With the emphasis on free cash flow generation in 2H/21, the Company’s 2021 budget provides for a second half maintenance capital program. However, as global crude oil prices continue to strengthen, Surge anticipates providing an update on the size and scope of a potential, more substantial second half drilling program in early Q3/21.

  • This program is anticipated to add over 3,575 boepd of production on an IP180 basis, for drilling and completions expenditures of $39 million (inclusive of Q4/20 costs of approximately $9 million), generating top-tier production efficiencies3 of $10,900 per flowing boe;
  • The program involves drilling 31 net highly economic, operated locations in 5 separate, large OOIP3, shallow, conventional Sparky reservoirs;
  • An additional follow-up well will be drilled at Valhalla, offsetting Surge’s initial horizontal Montney well, which came on production at over 1,250 boepd and is currently producing at approximately 400 boepd; and
  • The capital program continues to focus on Surge’s extensive, 14 year drilling inventory3 of over 500 Sparky locations – across multiple large OOIP, shallow, conventional Sparky reservoirs.

Financing Update

As previously announced on November 17, 2020, Surge executed definitive agreements with the Business Development Bank of Canada (“BDC”), in partnership with the Company’s syndicate of lenders (the “Syndicate”), for a non-revolving facility of $40 million, providing attractive interest rates over a four-year term.

Additionally, Surge also announced an extension of the Company’s existing $335 million first-lien credit facility (“Credit Facility”). Maturity of the Credit Facility has been extended from March 31, 2021 to December 31, 2021 and the Company’s next semi-annual borrowing base redetermination has been extended to June 30, 2021.

Concurrent with the above Credit Facility reconfirmation, Export Development Canada (“EDC”) provided $50.6 million in funding into Surge’s existing $335 million credit facility. This large capital injection provides the Company with a significant new Syndicate banking partner in the Credit Facility.

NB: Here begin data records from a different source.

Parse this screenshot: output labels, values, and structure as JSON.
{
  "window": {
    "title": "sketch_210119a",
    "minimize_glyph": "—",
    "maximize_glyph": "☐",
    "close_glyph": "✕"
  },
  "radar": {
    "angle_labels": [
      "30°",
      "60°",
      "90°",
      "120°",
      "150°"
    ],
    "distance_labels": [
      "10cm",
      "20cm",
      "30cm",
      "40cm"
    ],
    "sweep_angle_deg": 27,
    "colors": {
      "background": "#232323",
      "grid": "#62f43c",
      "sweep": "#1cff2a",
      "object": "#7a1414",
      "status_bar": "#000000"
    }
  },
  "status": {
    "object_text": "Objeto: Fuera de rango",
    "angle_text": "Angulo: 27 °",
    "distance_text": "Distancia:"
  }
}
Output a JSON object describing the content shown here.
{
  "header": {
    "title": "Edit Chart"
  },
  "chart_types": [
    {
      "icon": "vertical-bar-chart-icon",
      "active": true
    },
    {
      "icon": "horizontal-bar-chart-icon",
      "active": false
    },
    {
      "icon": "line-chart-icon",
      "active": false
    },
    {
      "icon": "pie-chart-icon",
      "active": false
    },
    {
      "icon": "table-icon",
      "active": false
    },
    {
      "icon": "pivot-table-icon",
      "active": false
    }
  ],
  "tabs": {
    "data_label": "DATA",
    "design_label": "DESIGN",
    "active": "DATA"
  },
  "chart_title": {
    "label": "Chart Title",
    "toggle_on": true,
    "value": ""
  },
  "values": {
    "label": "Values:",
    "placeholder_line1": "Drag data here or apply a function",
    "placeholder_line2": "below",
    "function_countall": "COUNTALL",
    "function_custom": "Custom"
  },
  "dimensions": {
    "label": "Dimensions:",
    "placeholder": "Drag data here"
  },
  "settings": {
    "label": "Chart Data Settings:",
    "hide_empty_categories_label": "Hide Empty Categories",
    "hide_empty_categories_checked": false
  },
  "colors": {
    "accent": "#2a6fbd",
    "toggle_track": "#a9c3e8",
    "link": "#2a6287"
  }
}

This addition of more than $90 million in new credit commitments provides Surge with significant additional long-term liquidity at reasonable interest rates, allowing the Company to pursue attractive development opportunities, with a view to generating net asset value growth for its stakeholders.

ESG

As part of the Company’s commitment to ESG stewardship, Surge and its service providers submitted more than 1,700 applications under the Government of Alberta’s Site Rehabilitation Program (“SRP”) to abandon and reclaim well bores, pipelines and well sites. The Government of Alberta is administering the SRP in various phases, providing grant funding through service providers for the abandonment or remediation of oil and gas sites.

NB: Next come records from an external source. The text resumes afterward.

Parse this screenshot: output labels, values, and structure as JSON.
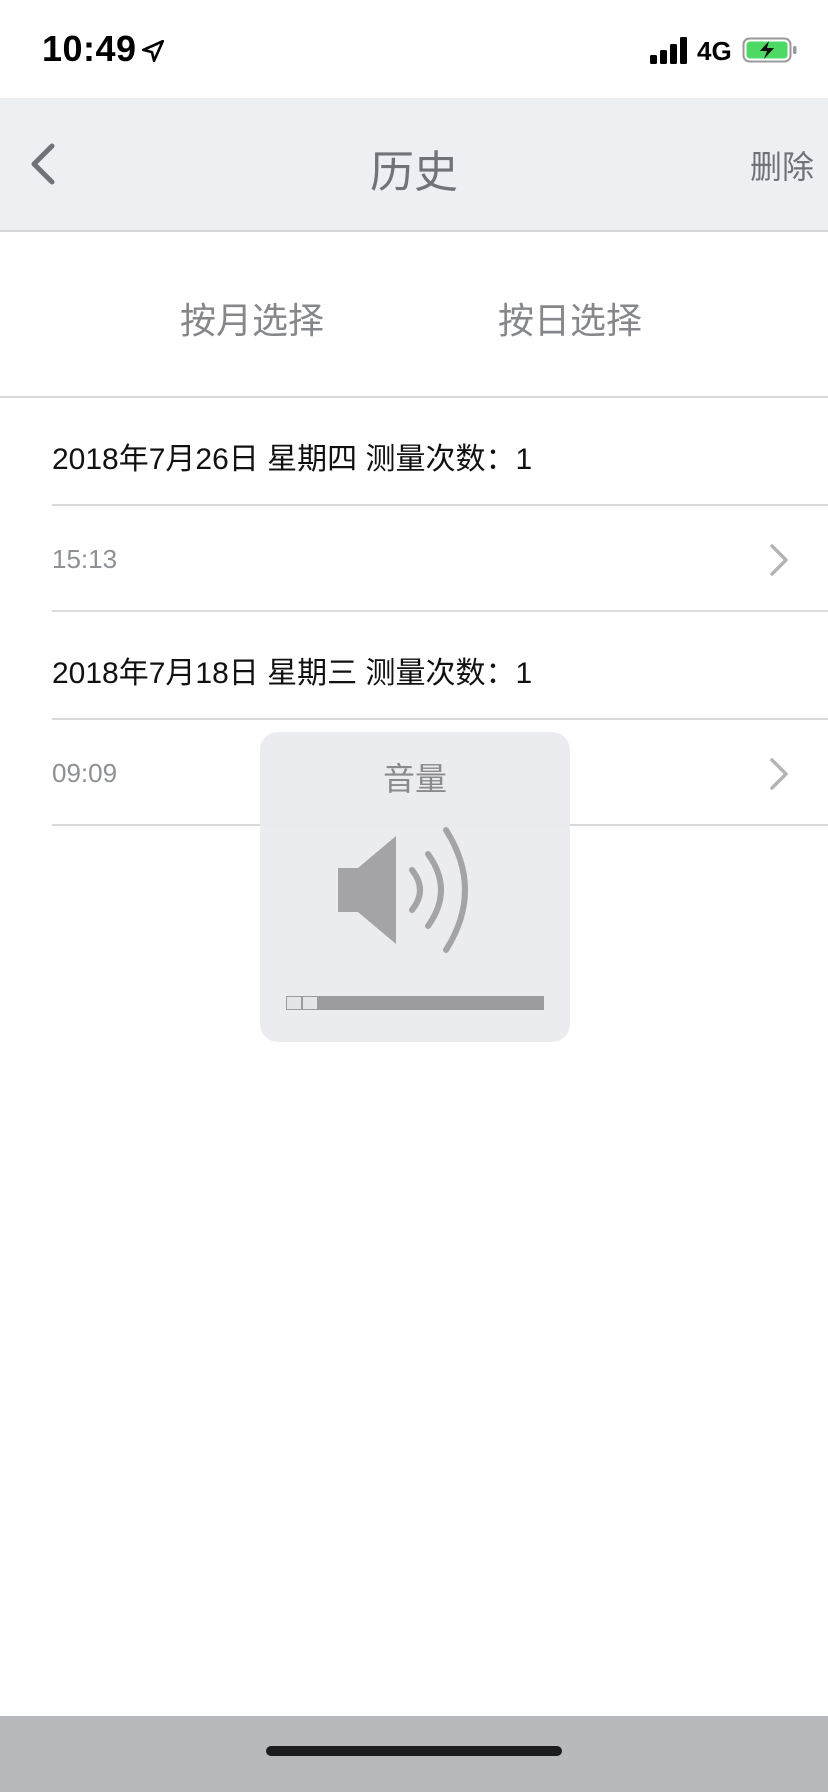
{
  "status_bar": {
    "time": "10:49",
    "network": "4G",
    "icons": [
      "location-arrow-icon",
      "signal-bars-icon",
      "battery-charging-icon"
    ],
    "battery_color": "#4cd964"
  },
  "nav": {
    "back_icon": "chevron-left-icon",
    "title": "历史",
    "action_label": "删除"
  },
  "filters": {
    "by_month": "按月选择",
    "by_day": "按日选择"
  },
  "history": [
    {
      "header": "2018年7月26日 星期四 测量次数：1",
      "records": [
        {
          "time": "15:13"
        }
      ]
    },
    {
      "header": "2018年7月18日 星期三 测量次数：1",
      "records": [
        {
          "time": "09:09"
        }
      ]
    }
  ],
  "volume_hud": {
    "title": "音量",
    "icon": "speaker-volume-icon",
    "level": 0.125
  },
  "colors": {
    "nav_background": "#edf0f3",
    "hud_background": "#eaebee",
    "home_area": "#b8b9bd"
  }
}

To date, the Company has received more than $11 million in grant funding from the Alberta Site Rehabilitation Program. Surge’s abandonment budget, complimented by this grant funding, will significantly increase the number of inactive wells, pipelines, and facilities the Company can abandon in 2021. In addition, Surge has received funding from the Saskatchewan Accelerated Site Closure Program to complete abandonments on the Company’s Saskatchewan properties.  Through these programs, Surge expects to receive the benefit of additional funding in subsequent grants.

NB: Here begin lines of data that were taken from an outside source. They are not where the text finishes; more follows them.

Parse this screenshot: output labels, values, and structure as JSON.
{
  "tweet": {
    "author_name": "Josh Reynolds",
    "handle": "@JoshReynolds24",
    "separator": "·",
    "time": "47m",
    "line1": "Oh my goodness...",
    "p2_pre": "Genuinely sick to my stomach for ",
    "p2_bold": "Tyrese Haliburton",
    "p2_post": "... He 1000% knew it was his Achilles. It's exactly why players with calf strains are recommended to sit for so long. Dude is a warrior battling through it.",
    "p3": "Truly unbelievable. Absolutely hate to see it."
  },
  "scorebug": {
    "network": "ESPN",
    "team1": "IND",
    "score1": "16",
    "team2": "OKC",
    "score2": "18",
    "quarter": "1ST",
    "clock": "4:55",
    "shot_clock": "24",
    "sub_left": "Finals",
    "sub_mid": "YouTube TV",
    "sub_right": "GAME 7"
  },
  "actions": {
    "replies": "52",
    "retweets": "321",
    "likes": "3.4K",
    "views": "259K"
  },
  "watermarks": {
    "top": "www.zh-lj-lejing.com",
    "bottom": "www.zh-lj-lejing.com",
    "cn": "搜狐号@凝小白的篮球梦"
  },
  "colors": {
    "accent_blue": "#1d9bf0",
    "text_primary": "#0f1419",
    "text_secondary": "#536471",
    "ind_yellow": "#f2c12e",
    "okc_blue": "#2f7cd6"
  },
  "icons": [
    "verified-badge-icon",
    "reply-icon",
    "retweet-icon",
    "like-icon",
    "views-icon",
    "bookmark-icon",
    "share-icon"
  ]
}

Surge’s internal ongoing abandonment program, together with the enhanced SRP abandonment program, will significantly reduce the Company’s decommissioning liability over the next 12 months. The Company has already abandoned over 260 wells over the past four months, and anticipates abandoning an additional 60 wells by March, 2021. Once completed, this will result in the abandonment of over 26 percent of Surge’s total inactive wells.

Surge remains actively engaged with the Government of Alberta regarding additional SRP developments, as well as new developments in both Federal and Government of Saskatchewan programs, in order to accelerate the decommissioning of the Company’s asset retirement obligations.